That Night Follows Day

About four years ago, me and my friend Sara were at the Melbourne International Arts Festival with a group of students. As always when we do these theatre trips, you try and cram in as many shows as possible. You pick your key shows and then build the rest of the performances around those.  That’s how we found ourselves watching That Night Follows Day by Tim Etchells. Since that day the play has been a permanent fixture in our classrooms and on our stage. It was funny and poignant and certainly left the adult audience rather stunned. That Night Follows Day explores the dynamics between grownups and kids, and was written for adult audiences—but it’s designed to be performed by children. You might say that it uses a group of young people as a giant mouthpiece that allows older people to reflect on their own behaviour and impact.

You feed us. You choose clothes for us. You lay down the law. You sing to us. You watch us sleep. You make us promises and sometimes hope we will not remember them. You tell us stories you hope will frighten us, but not too much.

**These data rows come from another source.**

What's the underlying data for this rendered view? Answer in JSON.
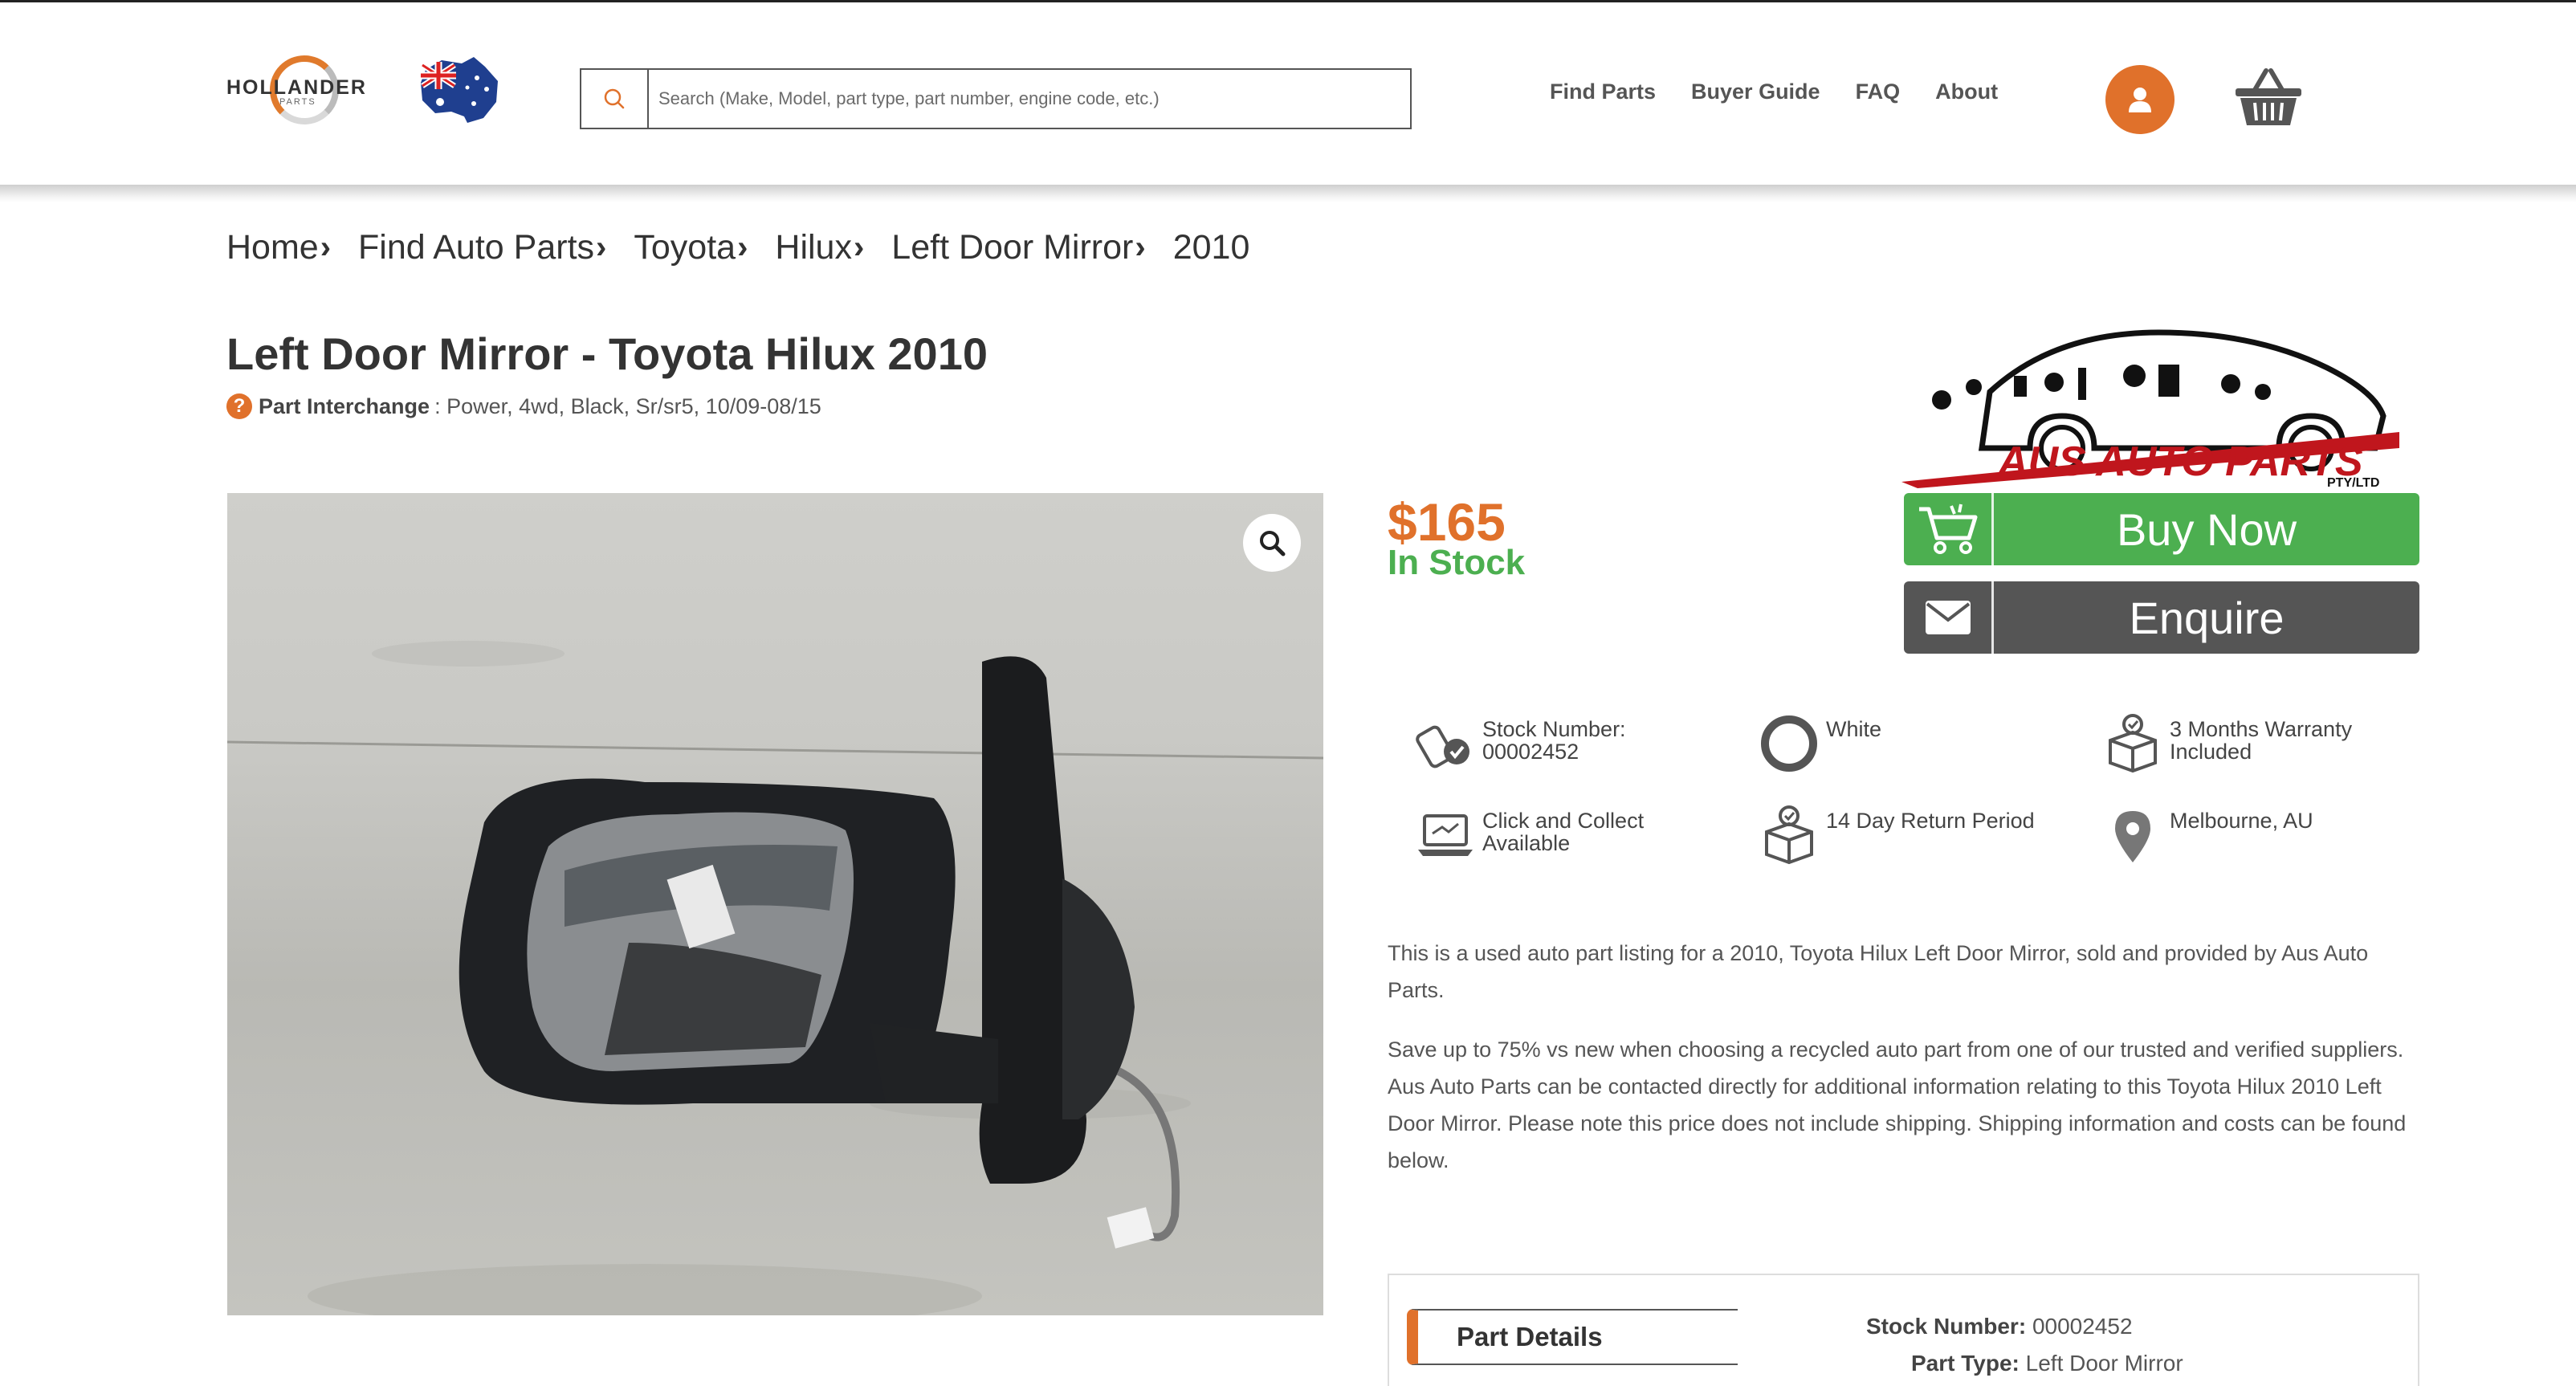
{
  "header": {
    "logo_text": "HOLLANDER",
    "logo_sub": "PARTS",
    "search_placeholder": "Search (Make, Model, part type, part number, engine code, etc.)",
    "nav": [
      "Find Parts",
      "Buyer Guide",
      "FAQ",
      "About"
    ]
  },
  "breadcrumb": [
    "Home",
    "Find Auto Parts",
    "Toyota",
    "Hilux",
    "Left Door Mirror",
    "2010"
  ],
  "product": {
    "title": "Left Door Mirror - Toyota Hilux 2010",
    "interchange_label": "Part Interchange",
    "interchange_value": ": Power, 4wd, Black, Sr/sr5, 10/09-08/15",
    "price": "$165",
    "stock_status": "In Stock"
  },
  "seller": {
    "name": "AUS AUTO PARTS",
    "suffix": "PTY/LTD"
  },
  "actions": {
    "buy": "Buy Now",
    "enquire": "Enquire"
  },
  "features": {
    "stock_line1": "Stock Number:",
    "stock_line2": "00002452",
    "color": "White",
    "warranty_line1": "3 Months Warranty",
    "warranty_line2": "Included",
    "collect_line1": "Click and Collect",
    "collect_line2": "Available",
    "returns": "14 Day Return Period",
    "location": "Melbourne, AU"
  },
  "description": {
    "p1": "This is a used auto part listing for a 2010, Toyota Hilux Left Door Mirror, sold and provided by Aus Auto Parts.",
    "p2": "Save up to 75% vs new when choosing a recycled auto part from one of our trusted and verified suppliers. Aus Auto Parts can be contacted directly for additional information relating to this Toyota Hilux 2010 Left Door Mirror. Please note this price does not include shipping. Shipping information and costs can be found below."
  },
  "details": {
    "tab_label": "Part Details",
    "rows": [
      {
        "label": "Stock Number:",
        "value": "00002452"
      },
      {
        "label": "Part Type:",
        "value": "Left Door Mirror"
      }
    ]
  },
  "colors": {
    "accent_orange": "#e0712b",
    "buy_green": "#4caf50",
    "enquire_gray": "#555555"
  }
}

You try to tell us about the world. You explain to us the meaning of war. You whisper when you think we can’t hear. You explain to us that night follows day.

The video clip below is in Flemish, the language of the original production.  In fact the script for the play comes in 4 languages – Dutch, English, German and French. It doesn’t matter that the video isn’t in English, the power of the piece still shines through.

 

This blogger really gives a flavour of the peice: Letter from Belgium

Tim Etchells is an incredible and very talented contemporary theatre practitioner and is perhaps best known for his work with his company, Forced Entertainment. He writes an amazing blog which is always worth dipping in and out of:

http://www.timetchells.com/

Also if you want to know more about Forced Entertainment’s work you can visit their site here which has lots of video of their work

http://www.forcedentertainment.com/

That Night Follows Day is in fact a quietly revolutionary work which, with immaculate artfulness, strips theatre back to the barest essentials. Performance is the simplest utterance, and the text – a beautifully modulated series of variations on a theme – is a sequence of statements.